La soirée ne s’annonçait pas folichonne, ma copine était partie chez sa mère pour quelques jours et mes potes avaient loué un voilier pour une croisière autour de la Sardaigne , petite bande sympathique à laquelle j’avais refusé de me joindre car j’ai horreur de la mer. C’est vrai, je ne sais pas nager et j’ai le mal de mer, alors partir faire le marin avec une poignée de zigotos pas avares de blagues et âneries, merci  bien ! J’avais préféré rester chez nous pendant ce mois de juillet qui promettait d’être caniculaire, sauf que je n’avais pas prévu que ma moitié dépitée de n’avoir pu participer à  cette expédition maritime où elle espérait parfaire son bronzage grâce à une exposition maximale au soleil que lui autoriserait l’intimité du pont du navire, m’avait tout bonnement planté là pour aller voir sa mère, prétextant que c’était l’occasion puisque nous n’avions rien de prévu à faire, pour renouer avec sa génitrice qu’elle négligeait trop ces derniers temps, surtout depuis qu’elle s’était mise en ménage avec moi, attendu que de plus je ne la supportais pas, bref ! Pour résumer sa pensée, tout était de ma faute si nous ne partions pas en vacances et si elle ne voyait plus sa maman. Vous imaginez la situation, inutile de vous faire un dessin.  
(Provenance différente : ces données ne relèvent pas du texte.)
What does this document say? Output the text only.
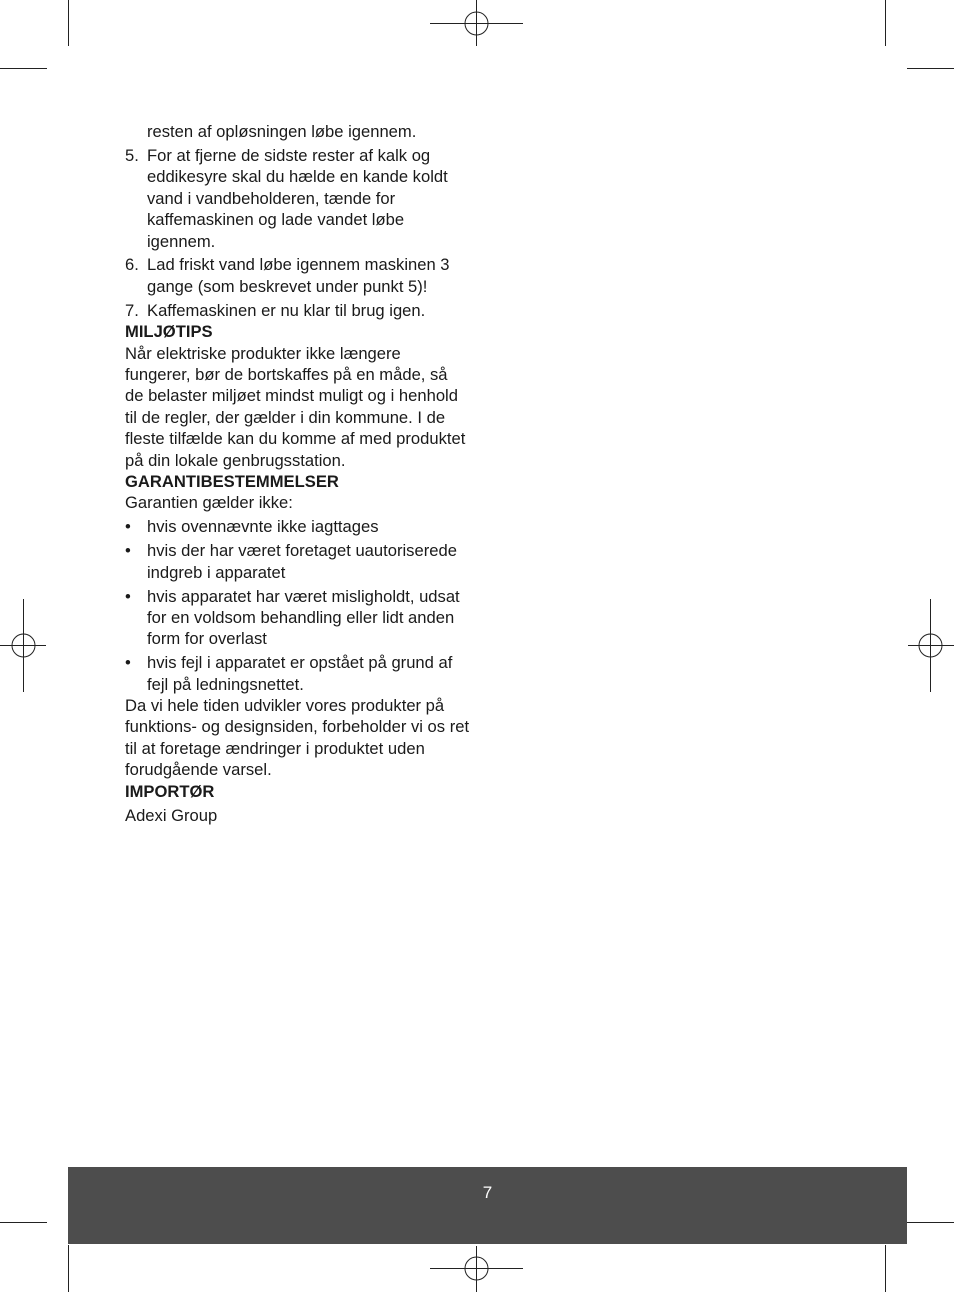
resten af opløsningen løbe igennem.

5. For at fjerne de sidste rester af kalk og eddikesyre skal du hælde en kande koldt vand i vandbeholderen, tænde for kaffemaskinen og lade vandet løbe igennem.
6. Lad friskt vand løbe igennem maskinen 3 gange (som beskrevet under punkt 5)!
7. Kaffemaskinen er nu klar til brug igen.
MILJØTIPS

Når elektriske produkter ikke længere fungerer, bør de bortskaffes på en måde, så de belaster miljøet mindst muligt og i henhold til de regler, der gælder i din kommune. I de fleste tilfælde kan du komme af med produktet på din lokale genbrugsstation.

GARANTIBESTEMMELSER

Garantien gælder ikke:

• hvis ovennævnte ikke iagttages
• hvis der har været foretaget uautoriserede indgreb i apparatet
• hvis apparatet har været misligholdt, udsat for en voldsom behandling eller lidt anden form for overlast
• hvis fejl i apparatet er opstået på grund af fejl på ledningsnettet.

Da vi hele tiden udvikler vores produkter på funktions- og designsiden, forbeholder vi os ret til at foretage ændringer i produktet uden forudgående varsel.

IMPORTØR

Adexi Group

7
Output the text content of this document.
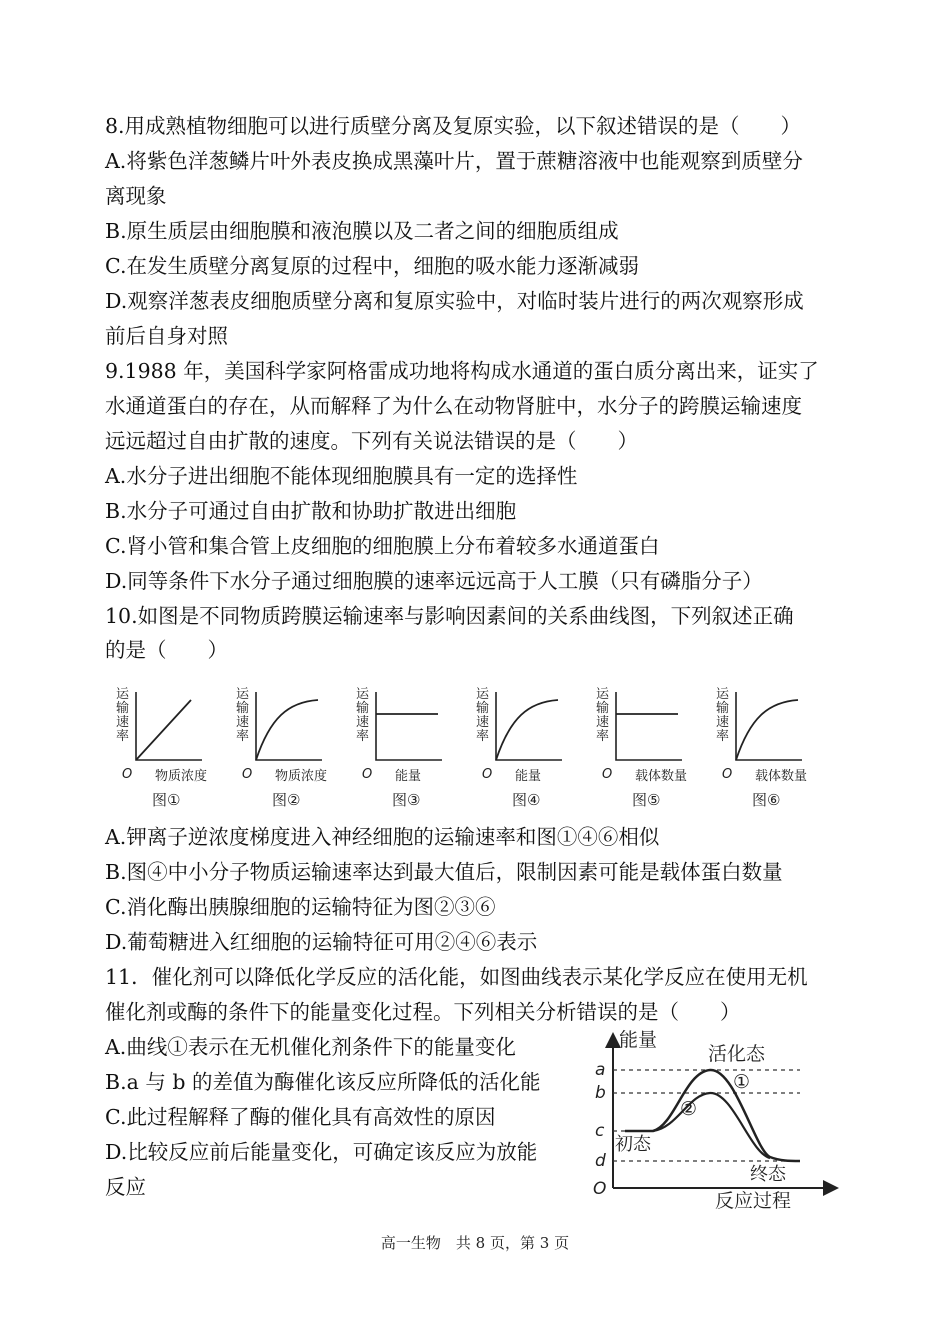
8.用成熟植物细胞可以进行质壁分离及复原实验，以下叙述错误的是（　　）
A.将紫色洋葱鳞片叶外表皮换成黑藻叶片，置于蔗糖溶液中也能观察到质壁分
离现象
B.原生质层由细胞膜和液泡膜以及二者之间的细胞质组成
C.在发生质壁分离复原的过程中，细胞的吸水能力逐渐减弱
D.观察洋葱表皮细胞质壁分离和复原实验中，对临时装片进行的两次观察形成
前后自身对照
9.1988 年，美国科学家阿格雷成功地将构成水通道的蛋白质分离出来，证实了
水通道蛋白的存在，从而解释了为什么在动物肾脏中，水分子的跨膜运输速度
远远超过自由扩散的速度。下列有关说法错误的是（　　）
A.水分子进出细胞不能体现细胞膜具有一定的选择性
B.水分子可通过自由扩散和协助扩散进出细胞
C.肾小管和集合管上皮细胞的细胞膜上分布着较多水通道蛋白
D.同等条件下水分子通过细胞膜的速率远远高于人工膜（只有磷脂分子）
10.如图是不同物质跨膜运输速率与影响因素间的关系曲线图，下列叙述正确
的是（　　）
运
输
速
率
O 物质浓度
图①
运
输
速
率
O 物质浓度
图②
运
输
速
率
O 能量
图③
运
输
速
率
O 能量
图④
运
输
速
率
O 载体数量
图⑤
运
输
速
率
O 载体数量
图⑥
A.钾离子逆浓度梯度进入神经细胞的运输速率和图①④⑥相似
B.图④中小分子物质运输速率达到最大值后，限制因素可能是载体蛋白数量
C.消化酶出胰腺细胞的运输特征为图②③⑥
D.葡萄糖进入红细胞的运输特征可用②④⑥表示
11．催化剂可以降低化学反应的活化能，如图曲线表示某化学反应在使用无机
催化剂或酶的条件下的能量变化过程。下列相关分析错误的是（　　）
A.曲线①表示在无机催化剂条件下的能量变化
B.a 与 b 的差值为酶催化该反应所降低的活化能
C.此过程解释了酶的催化具有高效性的原因
D.比较反应前后能量变化，可确定该反应为放能
反应
能量
反应过程
O
a
b
c
d
活化态
①
②
初态
终态
高一生物　共 8 页，第 3 页
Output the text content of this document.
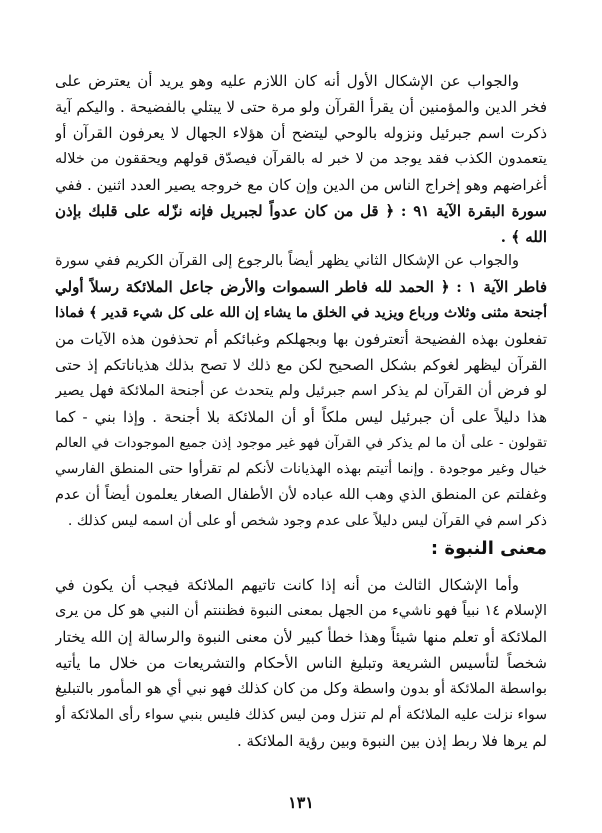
والجواب عن الإشكال الأول أنه كان اللازم عليه وهو يريد أن يعترض على
فخر الدين والمؤمنين أن يقرأ القرآن ولو مرة حتى لا يبتلي بالفضيحة . واليكم آية
ذكرت اسم جبرئيل ونزوله بالوحي ليتضح أن هؤلاء الجهال لا يعرفون القرآن أو
يتعمدون الكذب فقد يوجد من لا خبر له بالقرآن فيصدّق قولهم ويحققون من خلاله
أغراضهم وهو إخراج الناس من الدين وإن كان مع خروجه يصير العدد اثنين . ففي
سورة البقرة الآية ٩١ : ﴿ قل من كان عدواً لجبريل فإنه نزّله على قلبك بإذن
الله ﴾ .
والجواب عن الإشكال الثاني يظهر أيضاً بالرجوع إلى القرآن الكريم ففي سورة
فاطر الآية ١ : ﴿ الحمد لله فاطر السموات والأرض جاعل الملائكة رسلاً أولي
أجنحة مثنى وثلاث ورباع ويزيد في الخلق ما يشاء إن الله على كل شيء قدير ﴾ فماذا
تفعلون بهذه الفضيحة أتعترفون بها وبجهلكم وغبائكم أم تحذفون هذه الآيات من
القرآن ليظهر لغوكم بشكل الصحيح لكن مع ذلك لا تصح بذلك هذياناتكم إذ حتى
لو فرض أن القرآن لم يذكر اسم جبرئيل ولم يتحدث عن أجنحة الملائكة فهل يصير
هذا دليلاً على أن جبرئيل ليس ملكاً أو أن الملائكة بلا أجنحة . وإذا بني - كما
تقولون - على أن ما لم يذكر في القرآن فهو غير موجود إذن جميع الموجودات في العالم
خيال وغير موجودة . وإنما أتيتم بهذه الهذيانات لأنكم لم تقرأوا حتى المنطق الفارسي
وغفلتم عن المنطق الذي وهب الله عباده لأن الأطفال الصغار يعلمون أيضاً أن عدم
ذكر اسم في القرآن ليس دليلاً على عدم وجود شخص أو على أن اسمه ليس كذلك .
معنى النبوة :
وأما الإشكال الثالث من أنه إذا كانت تاتيهم الملائكة فيجب أن يكون في
الإسلام ١٤ نبياً فهو ناشيء من الجهل بمعنى النبوة فظننتم أن النبي هو كل من يرى
الملائكة أو تعلم منها شيئاً وهذا خطأ كبير لأن معنى النبوة والرسالة إن الله يختار
شخصاً لتأسيس الشريعة وتبليغ الناس الأحكام والتشريعات من خلال ما يأتيه
بواسطة الملائكة أو بدون واسطة وكل من كان كذلك فهو نبي أي هو المأمور بالتبليغ
سواء نزلت عليه الملائكة أم لم تنزل ومن ليس كذلك فليس بنبي سواء رأى الملائكة أو
لم يرها فلا ربط إذن بين النبوة وبين رؤية الملائكة .
١٣١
J’étais donc là, tout seul, ne sachant pas trop comment occuper ma soirée et n’ayant en fait goût à pas grand-chose. Je parcourus des yeux ma discothèque mais rien ne me tentait, tel disque était trop ceci, tel autre n’était pas assez cela, finalement je branchais le tuner sur FIP comme on se met en pilotage automatique. Ensuite c’est ma bibliothèque qui m’attira, mais les rayons du haut étaient trop hauts et ceux du bas, trop bas pour que je les atteigne sans contorsions, au-dessus des forces morales dont je disposais en cet instant. Pourtant, sans que je me l’explique, un gros livre à la couverture grenat attira mon attention et sans y réfléchir ma main s’empara de l’objet pesant. Je retournais au salon et me laissant tomber dans mon canapé, le livre sur mes genoux, je le feuilletais négligemment.  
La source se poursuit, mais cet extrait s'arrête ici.